Along with my k8s autoscaler work at the moment, I also found that my operator node would never fulfill the demands specified in my ray.remote decorator. I also tried this:
Where Custom is the custom resource I have defined in the deployment_ray_autoscaler.yaml. I have also requested CPU, num_cpus, worker-node in order to see if any of these work (separately and together). I then also tried request_resources(bundles=[{"worker-nodes":5}, {"GeoDataBuilder":5}, {"CPU":5}]). While the logs on the operator show no failure, I get this log:
In my deployment_ray_autoscaler.yaml I have specified rayResources: {"GeodataBuildWorker": 1, "is_spot": 0} under the worker-nodes spec (the yaml template I used was from here).

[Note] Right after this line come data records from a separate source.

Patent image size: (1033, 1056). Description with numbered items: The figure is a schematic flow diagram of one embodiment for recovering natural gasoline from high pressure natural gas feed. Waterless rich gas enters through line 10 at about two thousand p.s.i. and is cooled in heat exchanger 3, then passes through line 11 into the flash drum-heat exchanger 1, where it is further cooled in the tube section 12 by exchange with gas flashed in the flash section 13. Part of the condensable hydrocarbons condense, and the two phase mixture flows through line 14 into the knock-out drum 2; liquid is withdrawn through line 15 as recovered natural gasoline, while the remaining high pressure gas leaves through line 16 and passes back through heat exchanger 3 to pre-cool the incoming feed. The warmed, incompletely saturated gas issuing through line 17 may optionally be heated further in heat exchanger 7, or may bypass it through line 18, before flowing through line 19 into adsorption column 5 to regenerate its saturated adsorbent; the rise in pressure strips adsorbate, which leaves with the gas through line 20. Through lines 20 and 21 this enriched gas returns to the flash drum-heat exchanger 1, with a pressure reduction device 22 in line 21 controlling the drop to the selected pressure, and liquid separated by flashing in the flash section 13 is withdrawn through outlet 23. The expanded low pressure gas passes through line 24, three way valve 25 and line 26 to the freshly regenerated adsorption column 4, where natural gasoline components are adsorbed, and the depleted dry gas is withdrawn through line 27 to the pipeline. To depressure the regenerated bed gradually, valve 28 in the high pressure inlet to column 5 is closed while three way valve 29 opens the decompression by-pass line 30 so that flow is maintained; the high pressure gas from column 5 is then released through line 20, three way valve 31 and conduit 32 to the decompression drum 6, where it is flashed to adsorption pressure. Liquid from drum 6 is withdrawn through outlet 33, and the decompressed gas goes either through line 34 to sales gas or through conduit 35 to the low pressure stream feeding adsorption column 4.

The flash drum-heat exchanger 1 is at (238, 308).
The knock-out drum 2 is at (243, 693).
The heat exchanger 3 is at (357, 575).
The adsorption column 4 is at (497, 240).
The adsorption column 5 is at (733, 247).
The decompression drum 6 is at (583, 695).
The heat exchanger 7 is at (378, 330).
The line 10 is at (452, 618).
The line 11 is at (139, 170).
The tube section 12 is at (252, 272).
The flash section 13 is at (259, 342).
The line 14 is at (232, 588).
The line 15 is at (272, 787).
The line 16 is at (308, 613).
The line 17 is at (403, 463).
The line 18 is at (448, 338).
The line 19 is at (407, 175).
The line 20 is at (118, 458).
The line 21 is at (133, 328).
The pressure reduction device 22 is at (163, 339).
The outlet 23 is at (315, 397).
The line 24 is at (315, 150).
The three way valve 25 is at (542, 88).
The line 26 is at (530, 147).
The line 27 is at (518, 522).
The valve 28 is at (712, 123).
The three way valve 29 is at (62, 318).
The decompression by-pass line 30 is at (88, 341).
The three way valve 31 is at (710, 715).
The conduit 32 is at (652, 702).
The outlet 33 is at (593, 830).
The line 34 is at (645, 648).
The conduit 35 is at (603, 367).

I’d recommend using nightly versions of Ray everywhere, if you’re not already –
so, freshly pulled rayproject/ray:nightly in the operator pod if using the Operator, local nightly build of ray if using the Ray Cluster Launcher, Ray nodes running Ray at least 1.2.0 .

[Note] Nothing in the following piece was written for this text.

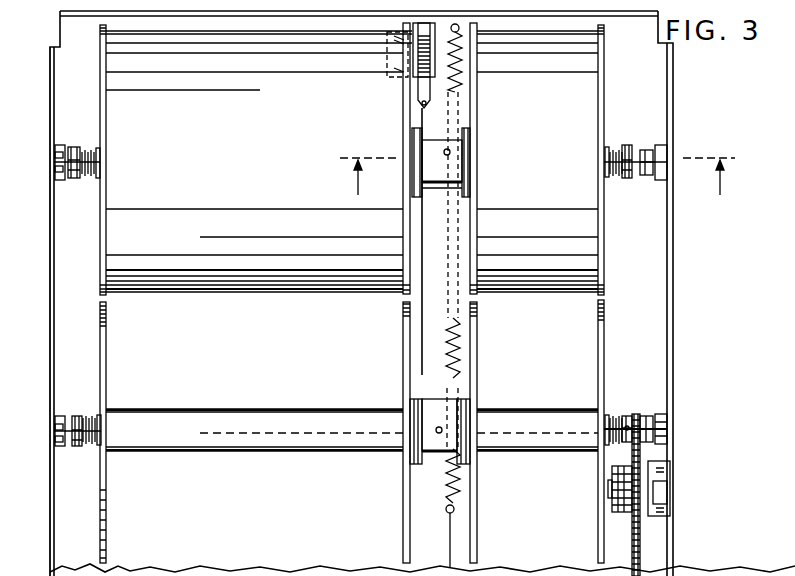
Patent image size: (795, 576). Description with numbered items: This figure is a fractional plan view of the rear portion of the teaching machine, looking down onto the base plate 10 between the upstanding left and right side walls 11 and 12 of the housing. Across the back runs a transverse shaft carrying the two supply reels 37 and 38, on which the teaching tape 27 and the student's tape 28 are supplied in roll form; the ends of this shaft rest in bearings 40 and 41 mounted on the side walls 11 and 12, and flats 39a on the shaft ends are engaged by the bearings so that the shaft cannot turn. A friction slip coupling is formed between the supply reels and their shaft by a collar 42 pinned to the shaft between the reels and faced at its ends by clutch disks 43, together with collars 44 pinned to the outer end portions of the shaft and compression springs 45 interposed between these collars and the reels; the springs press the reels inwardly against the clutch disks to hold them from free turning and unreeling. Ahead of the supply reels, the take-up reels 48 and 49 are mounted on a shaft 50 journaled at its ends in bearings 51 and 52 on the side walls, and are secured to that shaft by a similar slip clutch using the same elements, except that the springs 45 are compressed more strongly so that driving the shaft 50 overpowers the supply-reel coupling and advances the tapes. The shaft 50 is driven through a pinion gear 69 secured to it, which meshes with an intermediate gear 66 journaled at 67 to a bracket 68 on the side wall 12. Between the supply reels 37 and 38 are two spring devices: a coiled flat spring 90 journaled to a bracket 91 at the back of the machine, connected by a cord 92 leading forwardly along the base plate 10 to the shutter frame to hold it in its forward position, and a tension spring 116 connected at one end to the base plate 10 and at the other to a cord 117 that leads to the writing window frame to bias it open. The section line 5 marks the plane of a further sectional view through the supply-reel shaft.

So nightly won’t work for us because we need a custom image for the head/worked nodes. Also, because this will eventually end-up on production, I would really rather have a fixed version number (last month we’ve lost a few days worth of work because another framework introduced a bug with their newest version). I waited with the autoscaler implementation until 1.2.0 was out in the hope I could get the autoscaler to work with that.
My issue, however, could also be related to some misconfiguration of the Custom resource. Do I have to add anything to the rayResources definition in my helm chart or do I have to do something programmatically for it to work?
It’s sub-ideal, but for reproducibility, you can specify an image with a particular commit with the first six digits of its hash – for example rayproject/ray:4846a6.
The commit and version of ray can be determined by running ray.__version__ and ray.__commit__ in a Python shell.